A 2017 review found that potassium supplements reduced blood pressure for people with hypertension, or high blood pressure. Because of the research on potassium and high blood pressure, FDA has approved the following health claim:, "Diets containing foods that are a good source of potassium and that are low in sodium may reduce the risk of high blood pressure and stroke." The analysis noted that bananas are especially high in potassium.
Bananas may help with weight loss
Moreno says that the banana has become "very stigmatized in diet culture" because of its carbohydrate content. "People vilify them. But we don't have weight issues because of bananas."
In fact, the fruit might actually help you feel fuller, faster. The combination of pectin and resistant starch delays stomach emptying, leading you to eat less calories, Richards says.
Green bananas are better for this because as a banana ripens, or ages, it loses pectin. Also, the greener the banana, the more resistant starch it contains. When you eat them with a balanced diet, Moreno says, the carbs help you produce more serotonin, which helps regulate your metabolism and energy levels. Keep in mind, however, that green bananas have higher fiber and can cause gas, bloating, and constipation.
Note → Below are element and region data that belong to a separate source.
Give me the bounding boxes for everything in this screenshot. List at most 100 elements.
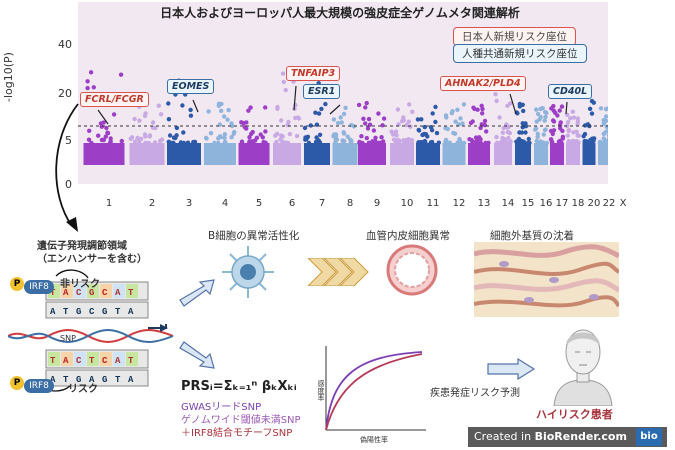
snp-point [447,140,452,145]
snp-point [389,129,394,134]
snp-point [168,140,173,145]
snp-point [208,131,214,136]
snp-point [319,106,324,112]
snp-point [100,137,106,143]
snp-point [345,134,350,139]
locus-tag-eomes: EOMES [167,79,215,94]
snp-point [143,111,148,116]
svg-text:A: A [115,356,121,366]
chr-label-6: 6 [288,198,296,209]
blood-vessel-icon [386,244,438,296]
snp-point [526,136,531,142]
snp-point [606,127,608,132]
snp-point [118,72,124,77]
snp-point [543,127,548,132]
snp-point [550,118,556,123]
chr-label-10: 10 [400,198,414,209]
snp-point [285,140,291,146]
snp-point [479,122,484,127]
snp-point [415,117,421,122]
snp-point [348,137,353,142]
snp-point [581,134,586,139]
chromosome-band [468,143,490,165]
snp-point [601,136,606,141]
snp-point [480,111,485,116]
snp-point [406,119,411,124]
snp-point [550,140,555,146]
snp-point [575,116,581,121]
svg-text:G: G [76,307,81,317]
snp-point [239,139,245,144]
chr-label-7: 7 [318,198,326,209]
snp-point [401,115,406,120]
snp-point [152,140,158,145]
snp-point [135,135,140,141]
chromosome-band [204,143,236,165]
snp-point [601,121,606,126]
snp-point [323,101,328,107]
chr-label-9: 9 [373,198,381,209]
chromosome-band [273,143,301,165]
snp-point [401,138,406,143]
svg-text:A: A [50,375,56,385]
locus-pointer [293,85,297,111]
chr-label-22: 22 [602,198,616,209]
snp-point [558,120,563,125]
snp-point [478,137,483,142]
prs-item-irf8-motif: ＋IRF8結合モチーフSNP [181,428,293,439]
chromosome-band [129,143,165,165]
snp-point [263,129,268,134]
biorender-credit-prefix: Created in [474,430,535,443]
svg-text:A: A [128,307,134,317]
snp-point [523,121,528,126]
snp-point [366,140,372,145]
chr-label-20: 20 [587,198,601,209]
biorender-credit[interactable]: Created in BioRender.com [468,427,667,447]
patient-icon [553,329,613,406]
snp-point [422,140,427,145]
snp-point [407,102,412,107]
snp-point [364,100,369,106]
label-snp: SNP [60,334,76,343]
snp-point [570,109,575,114]
chr-label-13: 13 [477,198,491,209]
snp-point [317,132,323,137]
chromosome-band [358,143,386,165]
snp-point [308,123,313,128]
snp-point [566,139,571,144]
snp-point [601,140,606,145]
svg-text:A: A [115,288,121,298]
snp-point [226,107,231,113]
snp-point [132,116,137,122]
snp-point [381,116,387,121]
chromosome-band [238,143,270,165]
snp-point [111,112,117,117]
snp-point [185,140,191,145]
snp-point [497,140,502,146]
svg-text:T: T [63,375,69,385]
snp-point [317,139,322,145]
snp-point [537,140,542,146]
snp-point [587,140,593,145]
snp-point [229,121,234,126]
locus-pointer [509,93,517,115]
snp-point [575,121,580,127]
snp-point [576,133,581,138]
svg-text:T: T [89,356,95,366]
snp-point [262,140,267,146]
snp-point [515,111,520,116]
snp-point [222,135,227,141]
snp-point [181,130,186,135]
risk-prediction-label: 疾患発症リスク予測 [430,388,520,399]
chromosome-band [167,143,201,165]
snp-point [601,131,607,136]
snp-point [119,138,124,144]
snp-point [280,71,286,76]
snp-point [361,116,366,122]
svg-text:A: A [50,307,56,317]
snp-point [544,140,550,146]
svg-text:G: G [102,375,107,385]
chromosome-band [304,143,330,165]
y-tick-0: 0 [65,178,72,191]
endothelial-title: 血管内皮細胞異常 [366,230,450,242]
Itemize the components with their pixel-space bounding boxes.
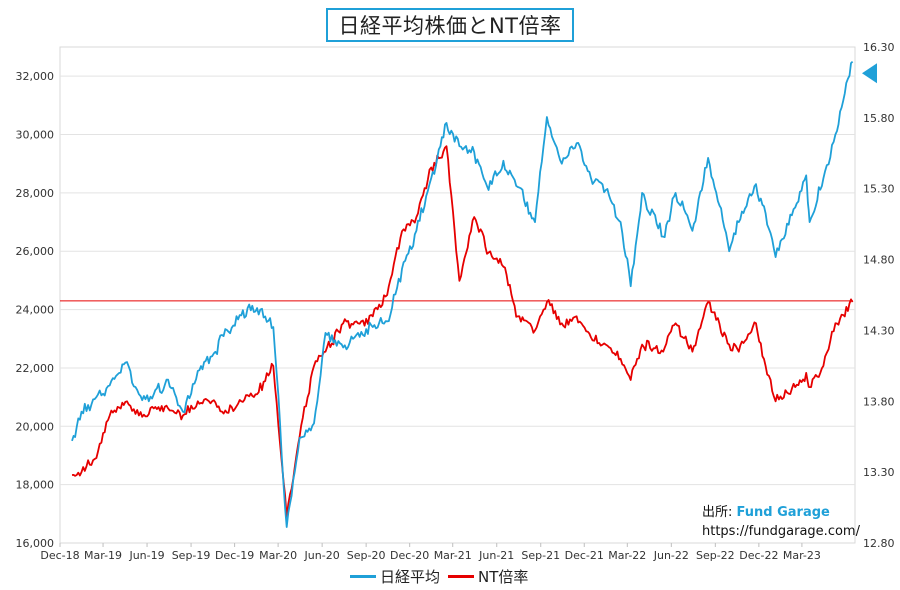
- x-tick-label: Jun-20: [304, 549, 340, 562]
- left-tick-label: 22,000: [16, 362, 55, 375]
- chart-title: 日経平均株価とNT倍率: [326, 8, 574, 42]
- x-tick-label: Dec-18: [40, 549, 79, 562]
- left-tick-label: 16,000: [16, 537, 55, 550]
- x-tick-label: Mar-22: [608, 549, 646, 562]
- x-axis-ticks: Dec-18 Mar-19 Jun-19 Sep-19 Dec-19 Mar-20 Jun-…: [40, 543, 821, 562]
- x-tick-label: Mar-23: [783, 549, 821, 562]
- x-tick-label: Jun-19: [128, 549, 164, 562]
- legend-label-nt-ratio: NT倍率: [478, 568, 529, 586]
- x-tick-label: Sep-19: [172, 549, 211, 562]
- left-tick-label: 18,000: [16, 479, 55, 492]
- latest-value-marker: [862, 63, 877, 84]
- source-url[interactable]: https://fundgarage.com/: [702, 524, 860, 539]
- x-tick-label: Dec-22: [739, 549, 778, 562]
- left-tick-label: 20,000: [16, 420, 55, 433]
- x-tick-label: Dec-19: [215, 549, 254, 562]
- legend-label-nikkei: 日経平均: [380, 568, 441, 586]
- right-tick-label: 16.30: [863, 41, 895, 54]
- x-tick-label: Sep-21: [521, 549, 560, 562]
- legend-item-nt-ratio: NT倍率: [448, 566, 528, 587]
- left-tick-label: 32,000: [16, 70, 55, 83]
- series-line-nt-ratio: [71, 145, 854, 519]
- source-label: 出所:: [702, 505, 733, 520]
- left-tick-label: 28,000: [16, 187, 55, 200]
- legend: 日経平均 NT倍率: [350, 566, 536, 587]
- left-tick-label: 30,000: [16, 129, 55, 142]
- x-tick-label: Mar-19: [84, 549, 122, 562]
- x-tick-label: Mar-21: [434, 549, 472, 562]
- left-tick-label: 24,000: [16, 304, 55, 317]
- right-tick-label: 15.80: [863, 112, 895, 125]
- x-tick-label: Sep-22: [696, 549, 735, 562]
- left-tick-label: 26,000: [16, 245, 55, 258]
- right-tick-label: 14.30: [863, 324, 895, 337]
- x-tick-label: Dec-21: [565, 549, 604, 562]
- gridlines: [60, 75, 855, 486]
- x-tick-label: Sep-20: [347, 549, 386, 562]
- legend-swatch-nt-ratio: [448, 575, 475, 578]
- series-line-nikkei: [71, 60, 854, 528]
- marker-group: [862, 63, 877, 84]
- right-tick-label: 12.80: [863, 537, 895, 550]
- right-tick-label: 15.30: [863, 183, 895, 196]
- source-brand: Fund Garage: [736, 505, 830, 520]
- series-group: [71, 60, 854, 528]
- right-tick-label: 14.80: [863, 254, 895, 267]
- plot-area: [59, 46, 856, 544]
- plot-frame: [59, 46, 856, 544]
- x-tick-label: Jun-21: [478, 549, 514, 562]
- right-tick-label: 13.80: [863, 395, 895, 408]
- right-axis-ticks: 12.80 13.30 13.80 14.30 14.80 15.30 15.80 16.30: [863, 41, 895, 550]
- x-tick-label: Mar-20: [259, 549, 297, 562]
- x-tick-label: Dec-20: [390, 549, 429, 562]
- x-tick-label: Jun-22: [653, 549, 689, 562]
- legend-swatch-nikkei: [350, 575, 376, 578]
- left-axis-ticks: 16,000 18,000 20,000 22,000 24,000 26,000 28,0…: [16, 70, 55, 550]
- right-tick-label: 13.30: [863, 466, 895, 479]
- source-note: 出所: Fund Garage https://fundgarage.com/: [702, 503, 860, 541]
- legend-item-nikkei: 日経平均: [350, 566, 440, 587]
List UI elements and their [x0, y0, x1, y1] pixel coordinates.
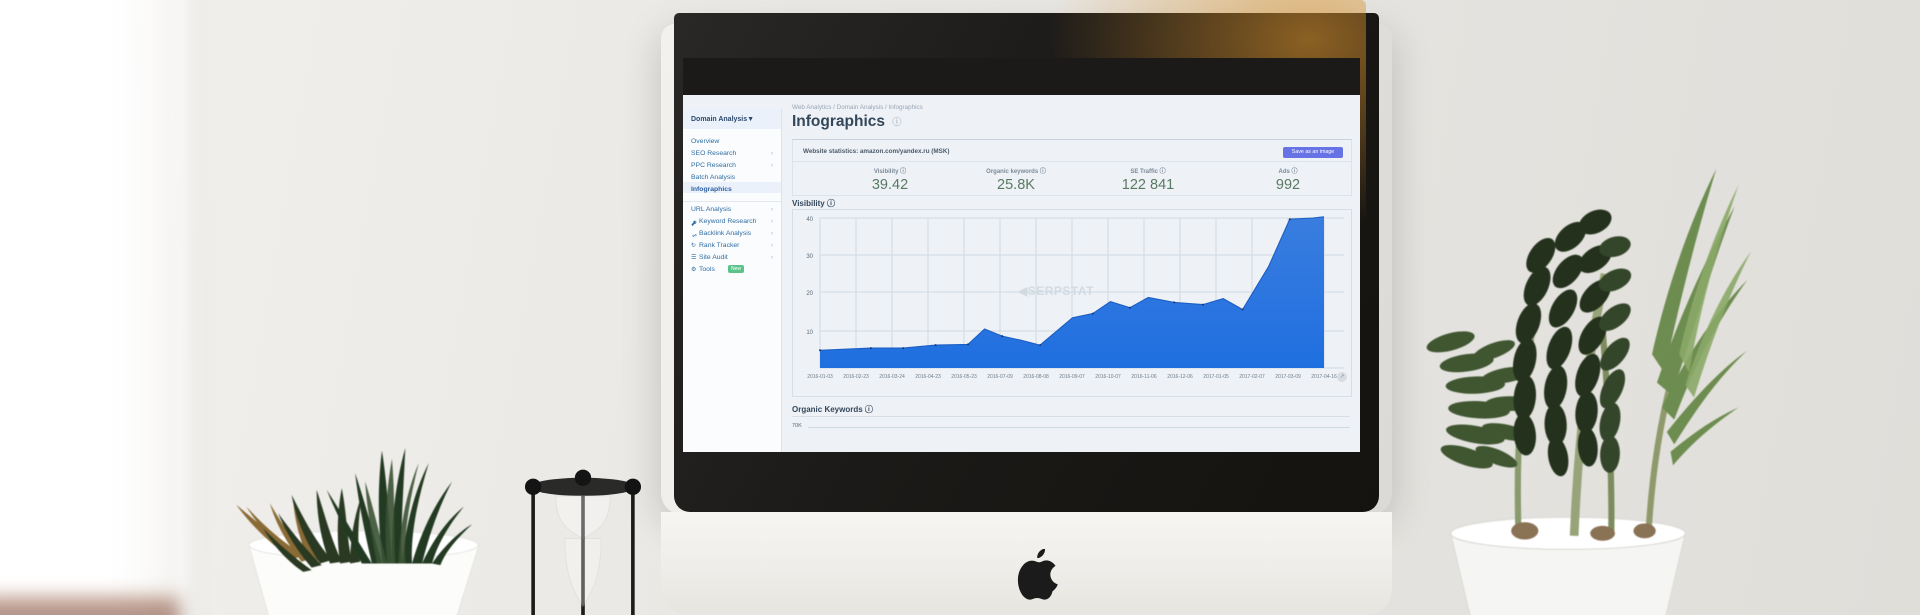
svg-text:2017-04-16: 2017-04-16 — [1311, 374, 1337, 380]
svg-text:2016-11-06: 2016-11-06 — [1131, 374, 1156, 380]
svg-text:2016-07-09: 2016-07-09 — [987, 374, 1013, 380]
svg-text:2017-03-09: 2017-03-09 — [1275, 374, 1301, 380]
svg-text:10: 10 — [806, 330, 813, 336]
svg-text:2016-09-07: 2016-09-07 — [1059, 374, 1085, 380]
svg-text:2016-04-23: 2016-04-23 — [915, 374, 941, 380]
svg-text:20: 20 — [806, 291, 813, 297]
svg-text:2016-08-08: 2016-08-08 — [1023, 374, 1049, 380]
svg-text:2017-01-05: 2017-01-05 — [1203, 374, 1229, 380]
svg-text:2016-03-24: 2016-03-24 — [879, 374, 905, 380]
svg-text:2016-10-07: 2016-10-07 — [1095, 374, 1121, 380]
svg-text:2016-02-23: 2016-02-23 — [843, 374, 869, 380]
svg-text:2016-01-03: 2016-01-03 — [807, 374, 833, 380]
svg-text:40: 40 — [806, 217, 813, 223]
svg-text:30: 30 — [806, 254, 813, 260]
svg-text:2016-05-23: 2016-05-23 — [951, 374, 977, 380]
svg-text:2017-02-07: 2017-02-07 — [1239, 374, 1265, 380]
svg-text:2016-12-06: 2016-12-06 — [1167, 374, 1193, 380]
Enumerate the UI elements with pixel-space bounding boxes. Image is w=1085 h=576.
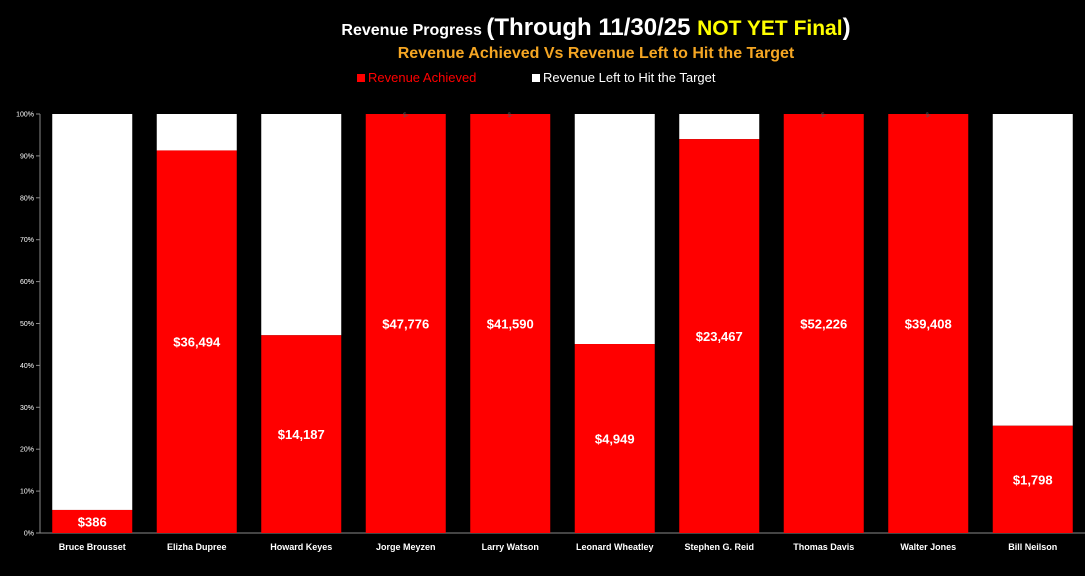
x-tick-label: Bill Neilson — [1008, 542, 1057, 552]
y-tick-label: 50% — [20, 321, 34, 328]
y-tick-label: 90% — [20, 153, 34, 160]
bar-left-to-hit — [992, 114, 1073, 426]
x-tick-label: Stephen G. Reid — [684, 542, 754, 552]
data-label-achieved: $47,776 — [382, 317, 429, 332]
legend-label-left: Revenue Left to Hit the Target — [543, 70, 716, 85]
bar-left-to-hit — [679, 114, 760, 140]
data-label-achieved: $14,187 — [278, 427, 325, 442]
title-part-2: (Through 11/30/25 — [486, 14, 698, 41]
data-label-achieved: $23,467 — [696, 329, 743, 344]
bar-achieved — [888, 114, 969, 533]
bar-achieved — [992, 425, 1073, 533]
chart-title: Revenue Progress (Through 11/30/25 NOT Y… — [0, 14, 1085, 42]
x-tick-label: Leonard Wheatley — [576, 542, 654, 552]
title-part-1: Revenue Progress — [341, 22, 487, 39]
x-tick-label: Walter Jones — [900, 542, 956, 552]
data-label-achieved: $52,226 — [800, 317, 847, 332]
legend-item-achieved: Revenue Achieved — [357, 70, 476, 85]
bar-left-to-hit — [261, 114, 342, 336]
bar-achieved — [261, 335, 342, 533]
y-tick-label: 40% — [20, 363, 34, 370]
data-label-left-to-hit: $- — [926, 113, 931, 119]
y-tick-label: 60% — [20, 279, 34, 286]
bar-achieved — [783, 114, 864, 533]
title-part-4: ) — [842, 14, 851, 41]
y-tick-label: 100% — [16, 112, 34, 119]
data-label-left-to-hit: $- — [403, 113, 408, 119]
data-label-achieved: $39,408 — [905, 317, 952, 332]
x-tick-label: Elizha Dupree — [167, 542, 227, 552]
title-part-3: NOT YET Final — [697, 17, 843, 40]
x-tick-label: Thomas Davis — [793, 542, 854, 552]
legend-item-left: Revenue Left to Hit the Target — [532, 70, 715, 85]
bar-left-to-hit — [52, 114, 133, 510]
data-label-left-to-hit: $- — [508, 113, 513, 119]
chart-subtitle: Revenue Achieved Vs Revenue Left to Hit … — [397, 45, 795, 62]
bar-achieved — [156, 150, 237, 533]
bar-achieved — [574, 344, 655, 533]
y-tick-label: 20% — [20, 447, 34, 454]
data-label-achieved: $36,494 — [173, 335, 221, 350]
y-tick-label: 0% — [24, 531, 34, 538]
y-tick-label: 10% — [20, 489, 34, 496]
bar-achieved — [470, 114, 551, 533]
legend-swatch-left — [532, 73, 540, 82]
bar-left-to-hit — [574, 114, 655, 345]
x-tick-label: Jorge Meyzen — [376, 542, 436, 552]
y-tick-label: 80% — [20, 195, 34, 202]
data-label-achieved: $41,590 — [487, 317, 534, 332]
bar-achieved — [679, 139, 760, 533]
data-label-achieved: $4,949 — [595, 432, 635, 447]
x-tick-label: Larry Watson — [482, 542, 539, 552]
y-tick-label: 30% — [20, 405, 34, 412]
legend-label-achieved: Revenue Achieved — [368, 70, 477, 85]
data-label-achieved: $1,798 — [1013, 472, 1053, 487]
bar-achieved — [52, 509, 133, 533]
y-tick-label: 70% — [20, 237, 34, 244]
bar-achieved — [365, 114, 446, 533]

These satiety and weight stabilizing findings were confirmed in a 2019 review. It concluded that green bananas, whether consumed as fresh fruit pulp, cooked, or dried and pounded into flour to be used as a product for baking, make you feel fuller. Because of their high fiber content, the researchers also theorized that green bananas could assist in prevention of or healing intestinal diseases, reduce blood cholesterol, and help prevent intestinal cancer.
Bananas are good for digestive health
When it comes to gut health, bananas both give and take away. Green, or greener, bananas can promote constipation, "due to the higher amount of resistant starch and pectin," Richards says, which both slow down your stomach's digestive process.
Yet ripe bananas can help you in the bathroom if you have difficulties in that arena. "Less resistant starch and more fiber can move the stool," Moreno says. The fiber is soluble, drawing in water which makes stool easier to pass.
Bananas also contain insoluble fiber: The insoluble fiber absorbs and processes nutrients, while the soluble fiber creates soft bulk for the body to clear toxins from the digestive system.
However, too many ripe bananas can then cause diarrhea, a common complaint with babies who often begin eating with very ripe mashed bananas.
While eating too many bananas can cause constipation or diarrhea, depending on their degree of ripeness, you can safely eat bananas. Not only do bananas help with gut health, they also may support your efforts with weight loss, promote heart health, and reduce your blood sugar.